Compare the rich gilding, the colored stone insets and the full volumes of fragments probably from the Densatil monastery, see Amy Heller, Tibetan Art: Tracing the Development of Spiritual Ideals and Art in Tibet, 600-2000 A.D., Milan, 1999, pp. 158-159, pls 83-84. Compare also a circa fourteenth century Tibetan gilt copper group depicting Vajradhara and prajna, see Ulrich von Schroeder, Indo-Tibetan Bronzes, Hong Kong, 1981, p. 330, pl. XII and p. 365, fig 98E. For another gilt-bronze figure of Chakrasamvara of comparable quality and stature, see the example in the Capital Museum, Beijing, designated as from Densatil Monastery, illustrated on Himalayan Art Resources, item no. 59818. Compare also the subtle variations in crown design, bone ornaments, stone and glass inlay, beaded pearls on the lotus pedestal, and supine figures underfoot with another gilt-bronze figure of Chakrasamvara and Vajravarahi, dated to the fifteenth century, sold in our New York rooms, 15th March 2015, lot 1029, and now in an important American collection. 
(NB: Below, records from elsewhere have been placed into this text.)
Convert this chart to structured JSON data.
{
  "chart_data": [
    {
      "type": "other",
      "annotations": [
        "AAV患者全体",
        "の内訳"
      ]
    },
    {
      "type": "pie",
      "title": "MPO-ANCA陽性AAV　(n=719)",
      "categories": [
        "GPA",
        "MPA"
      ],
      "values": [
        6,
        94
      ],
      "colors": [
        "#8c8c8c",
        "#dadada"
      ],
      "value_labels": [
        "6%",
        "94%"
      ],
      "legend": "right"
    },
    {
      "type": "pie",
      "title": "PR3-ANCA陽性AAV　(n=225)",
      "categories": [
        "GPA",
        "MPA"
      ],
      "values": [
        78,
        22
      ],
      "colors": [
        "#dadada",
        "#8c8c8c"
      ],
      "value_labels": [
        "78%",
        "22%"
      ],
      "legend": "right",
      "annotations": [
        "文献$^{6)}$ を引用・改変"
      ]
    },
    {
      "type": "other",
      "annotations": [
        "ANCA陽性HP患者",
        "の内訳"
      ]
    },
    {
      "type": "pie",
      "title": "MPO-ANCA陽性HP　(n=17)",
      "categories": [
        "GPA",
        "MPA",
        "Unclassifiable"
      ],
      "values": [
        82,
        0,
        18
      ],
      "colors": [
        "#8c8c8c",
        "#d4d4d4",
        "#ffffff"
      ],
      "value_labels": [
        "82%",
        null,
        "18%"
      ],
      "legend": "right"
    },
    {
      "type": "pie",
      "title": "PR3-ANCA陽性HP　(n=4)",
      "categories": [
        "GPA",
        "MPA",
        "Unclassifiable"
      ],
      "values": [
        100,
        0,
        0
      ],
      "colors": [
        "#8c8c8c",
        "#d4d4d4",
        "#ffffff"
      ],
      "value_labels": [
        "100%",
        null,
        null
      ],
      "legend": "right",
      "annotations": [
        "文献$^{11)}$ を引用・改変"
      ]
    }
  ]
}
Chakramsavara and Vajravarahi wear the tantric adornments of the six bone ornaments representing the six paramitas or perfections. These textural bone ornaments appear in beaded rows in the present work, and also represent the Five Dhyani Buddhas: (1) the crown of the head, symbolising dhyana or concentration and Buddha Akshobhya; (2) the earrings that symbolise kshanti or patience and the Buddha Amitabha; (3) the necklace that symbolises dana or generosity and Buddha Ratnasambhava; (4) the armlets and anklets that symbolise shila or discipline and the Buddha Vairocana; (5) the girdle and apron that symbolises virya or exertion and Buddha Amoghasiddhi; and (6) the crisscrossed torso ornament that symbolises prajña or wisdom and Buddha Vajradhara. From Chakrasamvara’s neck hangs a garland of fifty-one severed heads strung on a length of human intestine and the hair of a corpse, signifying both the purification of speech and the purification of the fifty-one mental factors according to the Cittamatra or Mind-Only School as described by Asanga.

As outlined in Olaf Czaja and Adriana Proser, Golden Visions of Densatil: A Tibetan Buddhist Monastery, New York, 2014, pp. 55-62, the surviving accounts of visitors to the monastery of Densatil, destroyed in the Cultural Revolution, reveal their admiration of the stunning treasures on the towering tashi gomang stupas. Their words resonate through the ages and place the current magnificent sculpture in its original context.

Tsongkhapa (1357-1419), founder of the Gelug school, visited Densatil at the occasion of a stupa being erected to commemorate his tutor Dragpa Jangchub (1356-1386), and proclaimed:

“Being surrounded by statues which are beautiful in all ways
On all tiers of the sides filling all directions,
Which are of sparkling lustre of a clear brilliance”.

Giuseppe Tucci, visiting in 1948, wrote:

“The architectural lines of those buildings were smothered with a wealth of carvings and reliefs that knew no limits. The whole Olympus of Mahayana seemed to have assembled on those monuments. As I cast the light of my torch on the chortens, the several figures sprang into life, glittering with gold outlines and set off by darker hues and deep shadows”.